Humanitarian aid facts

In 2014, international funding only met two-thirds of the requirements set out in UN humanitarian appeals. According to the Office for the Coordination of Humanitarian Affairs, a shortfall of $8.5bn meant humanitarian agencies could not provide sufficient support to some of the most vulnerable communities.

Currently, WHO and partners require more than $1.7bn to support their response operations for more than 60 million people in 32 emergencies. WHO alone requires more than $530m – less than 30% of which has been received.

The total shortfall in UN humanitarian appeals in 2013 could have been filled with less than the retail value of two weeks' worth of food waste produced in the United States. Oxfam research found the world spent 80 times as much on military expenditure than on humanitarian aid.

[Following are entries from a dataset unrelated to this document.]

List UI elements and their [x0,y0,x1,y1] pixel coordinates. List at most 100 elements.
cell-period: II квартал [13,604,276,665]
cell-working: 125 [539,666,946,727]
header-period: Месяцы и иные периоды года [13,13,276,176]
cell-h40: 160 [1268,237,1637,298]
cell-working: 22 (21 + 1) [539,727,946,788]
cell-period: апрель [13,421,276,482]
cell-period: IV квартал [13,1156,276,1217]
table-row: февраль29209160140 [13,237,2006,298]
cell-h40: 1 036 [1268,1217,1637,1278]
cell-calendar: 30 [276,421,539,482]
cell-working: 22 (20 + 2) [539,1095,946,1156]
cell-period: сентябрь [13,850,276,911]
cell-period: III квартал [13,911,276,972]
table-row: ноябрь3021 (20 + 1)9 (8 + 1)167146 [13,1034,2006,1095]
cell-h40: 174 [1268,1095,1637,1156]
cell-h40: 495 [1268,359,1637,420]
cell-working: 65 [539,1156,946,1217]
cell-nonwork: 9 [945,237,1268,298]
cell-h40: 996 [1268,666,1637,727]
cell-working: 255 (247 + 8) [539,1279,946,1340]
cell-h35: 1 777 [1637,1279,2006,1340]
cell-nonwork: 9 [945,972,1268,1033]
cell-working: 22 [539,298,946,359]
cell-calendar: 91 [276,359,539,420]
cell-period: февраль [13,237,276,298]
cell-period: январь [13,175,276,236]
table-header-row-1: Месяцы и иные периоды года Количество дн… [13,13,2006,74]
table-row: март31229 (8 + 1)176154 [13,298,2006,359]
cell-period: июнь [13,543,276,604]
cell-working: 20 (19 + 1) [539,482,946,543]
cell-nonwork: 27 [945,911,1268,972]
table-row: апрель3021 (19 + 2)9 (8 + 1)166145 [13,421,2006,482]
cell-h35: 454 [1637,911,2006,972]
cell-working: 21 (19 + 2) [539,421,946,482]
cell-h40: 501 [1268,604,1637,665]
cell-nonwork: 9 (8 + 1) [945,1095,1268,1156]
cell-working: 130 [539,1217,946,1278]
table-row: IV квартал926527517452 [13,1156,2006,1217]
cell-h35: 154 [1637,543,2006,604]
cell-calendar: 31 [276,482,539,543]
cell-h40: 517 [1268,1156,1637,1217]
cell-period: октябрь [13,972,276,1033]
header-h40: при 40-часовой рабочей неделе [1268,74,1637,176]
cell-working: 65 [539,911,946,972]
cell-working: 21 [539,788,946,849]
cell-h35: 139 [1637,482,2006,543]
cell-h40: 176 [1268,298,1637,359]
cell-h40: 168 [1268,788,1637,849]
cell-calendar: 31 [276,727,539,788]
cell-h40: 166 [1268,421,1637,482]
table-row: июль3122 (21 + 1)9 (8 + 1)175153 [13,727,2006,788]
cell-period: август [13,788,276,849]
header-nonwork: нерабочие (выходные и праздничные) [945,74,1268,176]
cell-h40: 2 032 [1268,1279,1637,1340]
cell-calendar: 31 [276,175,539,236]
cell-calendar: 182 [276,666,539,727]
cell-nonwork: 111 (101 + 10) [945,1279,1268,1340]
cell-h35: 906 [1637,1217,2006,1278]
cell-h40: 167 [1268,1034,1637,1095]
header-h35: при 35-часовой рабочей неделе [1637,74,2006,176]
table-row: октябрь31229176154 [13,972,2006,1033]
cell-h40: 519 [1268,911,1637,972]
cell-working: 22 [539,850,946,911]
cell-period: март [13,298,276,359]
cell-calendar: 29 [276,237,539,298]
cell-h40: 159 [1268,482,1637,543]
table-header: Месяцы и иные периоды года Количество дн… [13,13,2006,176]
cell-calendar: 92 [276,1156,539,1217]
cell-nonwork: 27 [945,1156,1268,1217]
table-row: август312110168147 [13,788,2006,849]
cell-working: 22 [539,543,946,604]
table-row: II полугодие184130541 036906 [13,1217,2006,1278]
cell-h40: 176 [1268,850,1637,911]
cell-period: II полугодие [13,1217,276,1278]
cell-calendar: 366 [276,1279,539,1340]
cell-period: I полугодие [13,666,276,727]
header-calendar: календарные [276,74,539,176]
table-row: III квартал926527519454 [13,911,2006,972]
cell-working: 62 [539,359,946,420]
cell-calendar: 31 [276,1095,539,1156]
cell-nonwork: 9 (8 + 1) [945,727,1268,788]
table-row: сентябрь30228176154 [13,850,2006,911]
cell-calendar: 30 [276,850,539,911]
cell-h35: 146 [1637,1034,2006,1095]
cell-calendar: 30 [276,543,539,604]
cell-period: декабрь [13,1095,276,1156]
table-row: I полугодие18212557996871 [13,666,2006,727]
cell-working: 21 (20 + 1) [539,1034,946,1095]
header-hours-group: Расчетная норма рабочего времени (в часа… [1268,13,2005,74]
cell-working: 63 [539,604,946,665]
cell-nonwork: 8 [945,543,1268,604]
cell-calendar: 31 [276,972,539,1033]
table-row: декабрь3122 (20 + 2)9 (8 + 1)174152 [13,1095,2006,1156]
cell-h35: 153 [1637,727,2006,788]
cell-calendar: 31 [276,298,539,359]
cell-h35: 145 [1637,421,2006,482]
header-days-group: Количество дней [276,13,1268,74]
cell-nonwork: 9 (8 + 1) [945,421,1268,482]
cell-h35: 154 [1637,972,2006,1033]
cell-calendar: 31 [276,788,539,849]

Around 25,000 Rohingya and Bangladeshis boarded smugglers' boats on the Bay of Bengal between January and March, according to the UNHCR. Around 300 people died during that period as a result of dehydration, starvation and abuse from crews.

Jonas Gratzer
A man walks past rubble in Kathmandu after a second earthquake struck Nepal Jonas Gratzer/Getty Images

More than 8,500 people were killed and over 16,800 injured in the Nepal earthquakes in April 2015. Around 2.8 million were displaced and 5.6 million affected. As of mid-May, there were around 330 humanitarian agencies carrying out work in the region after the disaster, according to OCHA.

The number of disasters as a result of natural hazards such as earthquakes have doubled in the past 25 years, according to the Overseas Development Institute. The overwhelming majority of deaths have occurred in developing countries.

Since June, 12 people have died trying to cross the Channel to get to the UK from Calais, where around 3,000 migrants and refugees are stranded at the border. It is estimated that at least 225,000 refugees and migrants have arrived in Europe by sea since the beginning of 2015. Around 124,000 landed in Greece up to the end of July – a 750% increase on the same period in 2014. In July alone, there were 50,000 arrivals, about 70% of these from Syria.

Meanwhile, thousands have been killed by Boko Haram, the majority in north-eastern Nigeria, and hundreds have been abducted – including at least 200 schoolgirls.

The number of people dying as a result of armed conflicts worldwide is growing, due to fighting in countries such as Syria, Iraq, Afghanistan, Libya, Yemen and the Central African Republic. There were 63 armed conflicts in 2008, which led to 56,000 deaths, but around 180,000 deaths across 42 conflicts in 2014 (data from the International Institute for Strategic Studies).